И то одна ведьма другой предъявить дюжила. По кону, понеже то эк ругань у людей подённая да драка кажинная, точию не на теле и слогах завязанная, а на ведах. Ан всякая попытка Ядельравы грядущая с мощью витязей и брата младшего встречалась, об ту разбивалась. Отонудуже дочь княжья одного из ведунов забрать ту попросила, и нехай, и отнекивался тот, иже не его сё, но вязи развеять предложил, дабы ведьма воли искажённой мужьей не противостояла.

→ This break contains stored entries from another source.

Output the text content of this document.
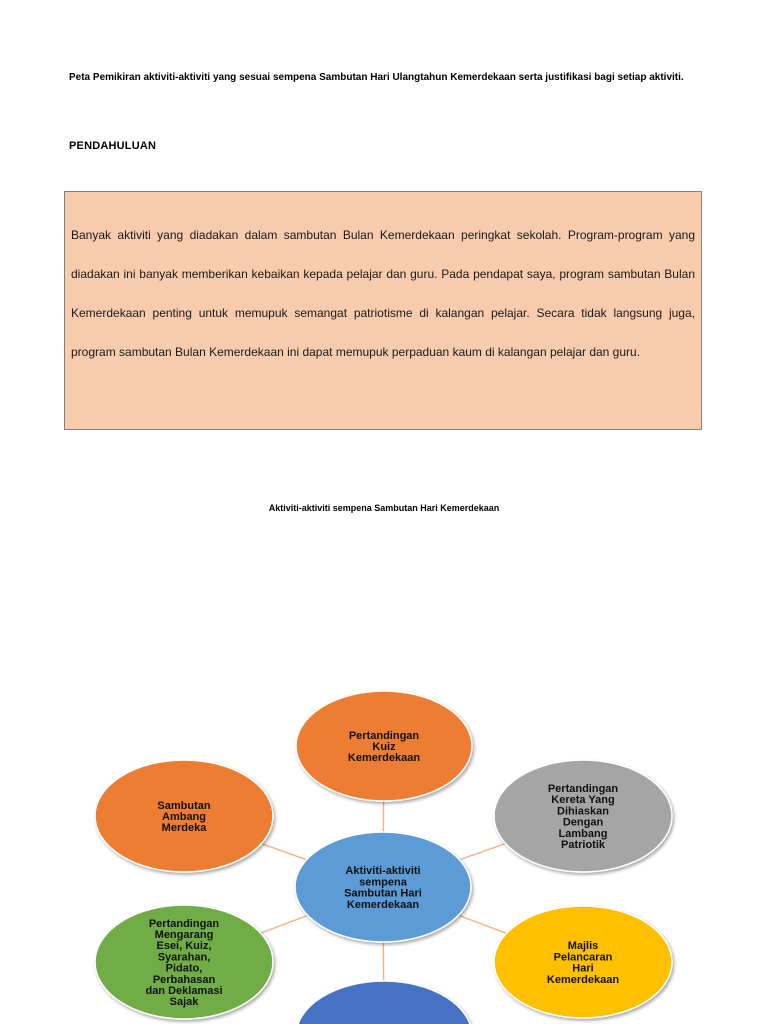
Peta Pemikiran aktiviti-aktiviti yang sesuai sempena Sambutan Hari Ulangtahun Kemerdekaan serta justifikasi bagi setiap aktiviti.
PENDAHULUAN

Banyak aktiviti yang diadakan dalam sambutan Bulan Kemerdekaan peringkat sekolah. Program-program yang diadakan ini banyak memberikan kebaikan kepada pelajar dan guru. Pada pendapat saya, program sambutan Bulan Kemerdekaan penting untuk memupuk semangat patriotisme di kalangan pelajar. Secara tidak langsung juga, program sambutan Bulan Kemerdekaan ini dapat memupuk perpaduan kaum di kalangan pelajar dan guru.

Aktiviti-aktiviti sempena Sambutan Hari Kemerdekaan
Pertandingan Kuiz Kemerdekaan
Pertandingan Kereta Yang Dihiaskan Dengan Lambang Patriotik
Majlis Pelancaran Hari Kemerdekaan
Pertandingan Mengarang Esei, Kuiz, Syarahan, Pidato, Perbahasan dan Deklamasi Sajak
Sambutan Ambang Merdeka
Aktiviti-aktiviti sempena Sambutan Hari Kemerdekaan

И получилось. Да возврат Ядельравы уёмы жёньи встретили. Она возместь и подновила, и поправила, ан сила, сплетённая, вдругорь в появившуюся из неотколь мужью преграду врезалась, яко дочь младшая княжья Берзадрагу напрягла. Рассудила Ядельрава здраво, яво ей, самой, для возврата – мало, хотя по ведам и в достатке сего накопилось, инако и стремя та направить бы не смогла, да властью столь раз ударить, опосля судов притворенных. Обаче не злилась на Чернаву за воровство своей власти и увлечений Ядельрава, ей то осязание мелкое чувство опасности от травницы в последующем перекрывало. И она всё распознать угрозу пыталась, но инда суть уловить не норовила, воеде Градимиру Ростиславичу ту донести. Супротив неё, Берзадрага, кою Чернава едва жизни не лишила, энную и труда Ядельраве довести не стоило, до вспышек ярких, ощущений лютых, экие та, инно ведьма, и отправить тщилась. Одначе и та возместь, накрученная, от власти мужьей отскочила, а её, искажённую, сызнова Ядельрава дружинника убрать ведь попросила.
«Отрави её, – начала сестра княжья срединная. – Ты же у нас отравительница. Чернава в дружине не состоит, родных у неё – нет, а ведьмы, ежели не хотят в Белый терем отправиться, смолчат, да и яко они поперёк той вехи, иже отражённую казнили, возразят? Мастерица же эк глаголала? Яко тех и убивали, и изгоняли… Явым мы-то хуже? По их кону и рассудим».
«Пересвет же за мной следит, да и Белояр высказывался, и Градимир добра не давал».
«И егда тебя сё сдерживало?»
«Брат же ложь видит».
«Он, нехай, ту и видит, но ты и не отрицай то шибко, обойти ж порожно: речь в сторону уведи, слезу пусти, ежели ты, вестимо, можешь. Да и всяко у него сомнения по закату останутся, а те, имено, ведаешь, брешь ещё та. Посему покамест ты не сознаёшься, он супротив тебя ничуть и не притворит».